A survey by the research organization Gartner Inc., shows that government "is the worst group by far" at employing knowledge management, said Caldwell, a Gartner research director.

The organizations that make the best use of knowledge management scored as high as 78 percent on Gartner's survey scale, but most scored much lower. Financial services companies averaged 15 percent and manufacturers averaged 10 percent, Caldwell said.

Government rated only 2 percent. "Pretty bad," he told members of a knowledge management conference.

Much of the problems seems to be that government workers don't understand what knowledge management is. "Knowledge management is a business process that has to be approached with discipline," Caldwell said. "It is not a technology. You can't buy it in a box."

Effective knowledge management requires extensive information sharing and collaboration. But government agencies and their employees are better known for guarding their knowledge and defending their turf than for sharing and cooperating.

But there are signs that agencies are being forced to change. The Sept. 11 terrorist attacks illustrated the perils of failing to share information. Multiple agencies had information about the terrorists, but not enough separately to trigger alarms.

The government needs "a Manhattan Project-level" initiative to develop effective knowledge management for homeland security, Caldwell said. The Manhattan Project was a top-secret, top-priority federal effort during World War II that developed the atomic bomb.

A key goal for knowledge management is to erase the boundaries that exist between agencies, he said. Legislation probably will be required to eliminate some of the barriers, he said.

"Building a collaborative government is the issue," particularly in response to the threat of terrorism. The government must be able to "bounce back immediately after an attack." That is possible if government agencies are physically dispersed but electronically integrated and staffed by "knowledge workers" who are informed enough and authorized to make decisions in their fields of expertise, he said.

Caldwell calls the entity he envisions "a resilient virtual organization."

If homeland security does not impel the bureaucracy to make better use of knowledge management, the "connected citizen" eventually will, Caldwell said.

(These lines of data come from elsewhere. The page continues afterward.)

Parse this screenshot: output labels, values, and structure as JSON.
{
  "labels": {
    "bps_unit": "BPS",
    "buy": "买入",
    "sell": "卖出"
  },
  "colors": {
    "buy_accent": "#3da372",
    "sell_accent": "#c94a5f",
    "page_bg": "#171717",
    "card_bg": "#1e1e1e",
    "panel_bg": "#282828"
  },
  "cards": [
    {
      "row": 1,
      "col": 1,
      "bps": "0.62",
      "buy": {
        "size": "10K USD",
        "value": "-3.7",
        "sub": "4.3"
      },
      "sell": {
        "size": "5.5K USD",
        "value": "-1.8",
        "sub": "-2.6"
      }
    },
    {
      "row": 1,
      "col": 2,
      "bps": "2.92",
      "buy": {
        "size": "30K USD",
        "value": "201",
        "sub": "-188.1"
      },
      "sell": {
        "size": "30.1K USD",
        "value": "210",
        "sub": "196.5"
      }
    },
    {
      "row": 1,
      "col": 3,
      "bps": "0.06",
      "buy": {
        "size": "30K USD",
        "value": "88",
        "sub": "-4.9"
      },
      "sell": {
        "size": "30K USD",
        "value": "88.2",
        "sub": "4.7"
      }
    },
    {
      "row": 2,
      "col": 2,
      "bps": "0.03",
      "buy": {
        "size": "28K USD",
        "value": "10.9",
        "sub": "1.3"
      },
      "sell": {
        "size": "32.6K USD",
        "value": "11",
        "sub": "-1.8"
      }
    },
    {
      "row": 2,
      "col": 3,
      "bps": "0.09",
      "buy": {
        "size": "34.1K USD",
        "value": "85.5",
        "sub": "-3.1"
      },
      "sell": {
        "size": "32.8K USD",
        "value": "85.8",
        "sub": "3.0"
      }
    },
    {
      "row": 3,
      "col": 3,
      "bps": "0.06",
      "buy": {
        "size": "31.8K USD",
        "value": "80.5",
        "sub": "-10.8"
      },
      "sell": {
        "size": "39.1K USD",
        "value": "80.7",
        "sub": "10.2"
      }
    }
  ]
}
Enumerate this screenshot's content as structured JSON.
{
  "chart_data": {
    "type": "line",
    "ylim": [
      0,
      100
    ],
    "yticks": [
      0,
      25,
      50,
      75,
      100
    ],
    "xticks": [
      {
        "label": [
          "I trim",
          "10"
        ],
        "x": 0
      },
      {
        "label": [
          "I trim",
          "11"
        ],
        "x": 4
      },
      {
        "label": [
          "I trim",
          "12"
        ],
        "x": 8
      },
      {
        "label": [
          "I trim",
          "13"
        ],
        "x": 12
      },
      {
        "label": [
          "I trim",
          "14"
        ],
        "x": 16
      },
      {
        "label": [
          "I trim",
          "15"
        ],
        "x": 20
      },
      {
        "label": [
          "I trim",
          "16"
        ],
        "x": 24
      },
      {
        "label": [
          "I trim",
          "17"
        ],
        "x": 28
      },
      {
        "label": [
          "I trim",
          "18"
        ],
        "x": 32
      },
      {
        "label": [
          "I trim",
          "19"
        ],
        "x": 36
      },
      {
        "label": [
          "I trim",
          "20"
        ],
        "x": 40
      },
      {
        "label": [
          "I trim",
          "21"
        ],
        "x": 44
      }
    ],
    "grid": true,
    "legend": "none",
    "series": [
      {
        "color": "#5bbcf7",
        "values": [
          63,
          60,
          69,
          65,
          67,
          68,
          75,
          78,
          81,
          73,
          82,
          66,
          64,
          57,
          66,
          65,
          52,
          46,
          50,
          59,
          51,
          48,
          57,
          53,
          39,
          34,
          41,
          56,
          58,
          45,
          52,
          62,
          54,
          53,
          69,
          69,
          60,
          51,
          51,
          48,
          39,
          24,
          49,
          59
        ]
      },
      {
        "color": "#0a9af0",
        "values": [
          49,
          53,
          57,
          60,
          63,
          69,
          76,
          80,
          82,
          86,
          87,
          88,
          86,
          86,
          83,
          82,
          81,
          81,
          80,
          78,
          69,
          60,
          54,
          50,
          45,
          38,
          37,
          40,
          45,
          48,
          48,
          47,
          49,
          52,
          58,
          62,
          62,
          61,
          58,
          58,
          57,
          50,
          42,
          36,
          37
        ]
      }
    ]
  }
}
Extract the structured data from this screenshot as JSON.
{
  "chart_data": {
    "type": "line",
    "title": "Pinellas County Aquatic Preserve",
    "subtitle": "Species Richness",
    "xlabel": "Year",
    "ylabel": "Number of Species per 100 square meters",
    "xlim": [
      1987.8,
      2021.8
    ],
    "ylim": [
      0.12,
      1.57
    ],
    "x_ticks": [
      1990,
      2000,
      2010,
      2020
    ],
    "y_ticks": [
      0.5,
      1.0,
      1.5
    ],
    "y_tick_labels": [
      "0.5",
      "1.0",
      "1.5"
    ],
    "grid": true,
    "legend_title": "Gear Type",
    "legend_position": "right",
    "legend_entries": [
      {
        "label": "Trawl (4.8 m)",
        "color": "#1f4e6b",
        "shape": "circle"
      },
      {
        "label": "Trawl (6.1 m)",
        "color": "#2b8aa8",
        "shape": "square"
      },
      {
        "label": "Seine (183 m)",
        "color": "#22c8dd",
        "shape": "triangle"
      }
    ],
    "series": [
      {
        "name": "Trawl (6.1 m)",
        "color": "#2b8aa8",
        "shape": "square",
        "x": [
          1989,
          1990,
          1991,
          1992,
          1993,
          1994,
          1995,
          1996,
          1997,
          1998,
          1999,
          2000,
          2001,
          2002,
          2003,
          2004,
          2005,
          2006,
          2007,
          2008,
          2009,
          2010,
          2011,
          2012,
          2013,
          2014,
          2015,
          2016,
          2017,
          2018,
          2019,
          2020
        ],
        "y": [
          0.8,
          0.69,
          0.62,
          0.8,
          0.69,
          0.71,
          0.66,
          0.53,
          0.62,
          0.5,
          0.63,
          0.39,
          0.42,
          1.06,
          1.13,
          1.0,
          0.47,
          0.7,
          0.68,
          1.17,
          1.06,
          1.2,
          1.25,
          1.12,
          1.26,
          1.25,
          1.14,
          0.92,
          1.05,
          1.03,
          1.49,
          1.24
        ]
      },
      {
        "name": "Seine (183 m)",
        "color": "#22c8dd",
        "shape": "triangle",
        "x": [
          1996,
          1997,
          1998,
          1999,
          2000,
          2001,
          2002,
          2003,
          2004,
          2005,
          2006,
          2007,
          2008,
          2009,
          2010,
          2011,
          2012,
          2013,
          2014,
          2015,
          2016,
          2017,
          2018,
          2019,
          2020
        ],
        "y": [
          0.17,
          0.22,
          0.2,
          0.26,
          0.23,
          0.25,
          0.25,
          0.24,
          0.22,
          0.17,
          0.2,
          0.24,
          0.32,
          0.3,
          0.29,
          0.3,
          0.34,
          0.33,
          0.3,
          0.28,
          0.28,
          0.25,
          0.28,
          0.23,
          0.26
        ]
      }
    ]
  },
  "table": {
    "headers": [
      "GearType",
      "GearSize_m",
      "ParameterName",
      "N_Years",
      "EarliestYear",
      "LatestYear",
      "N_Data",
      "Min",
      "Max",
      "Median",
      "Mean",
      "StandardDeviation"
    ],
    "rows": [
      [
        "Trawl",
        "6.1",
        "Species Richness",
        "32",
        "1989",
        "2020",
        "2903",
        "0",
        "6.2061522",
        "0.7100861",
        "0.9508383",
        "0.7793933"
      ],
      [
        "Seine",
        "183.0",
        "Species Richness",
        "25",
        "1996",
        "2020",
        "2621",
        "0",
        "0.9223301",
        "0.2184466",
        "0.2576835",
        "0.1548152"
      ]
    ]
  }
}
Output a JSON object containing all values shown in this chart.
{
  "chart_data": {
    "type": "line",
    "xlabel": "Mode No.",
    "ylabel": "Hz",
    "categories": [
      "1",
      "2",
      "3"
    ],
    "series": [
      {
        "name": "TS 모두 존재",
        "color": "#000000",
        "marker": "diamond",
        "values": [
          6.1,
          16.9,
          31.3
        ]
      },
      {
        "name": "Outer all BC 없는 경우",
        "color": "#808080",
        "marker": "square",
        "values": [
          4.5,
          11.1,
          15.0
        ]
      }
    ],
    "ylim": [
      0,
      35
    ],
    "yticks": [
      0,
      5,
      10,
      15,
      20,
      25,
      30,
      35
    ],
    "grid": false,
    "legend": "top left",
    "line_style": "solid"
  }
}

Over the next five years, increased use of wireless computing devices, broadband and cell phones will produce a growing number of citizens who expect the government to be responsive around the clock, Caldwell predicted.

By 2010, some of them will spend more time in the e-world than in the real world, and government will have to provide services to them. To do so, greater collaboration and information sharing — and knowledge management — among agencies will be essential, he said.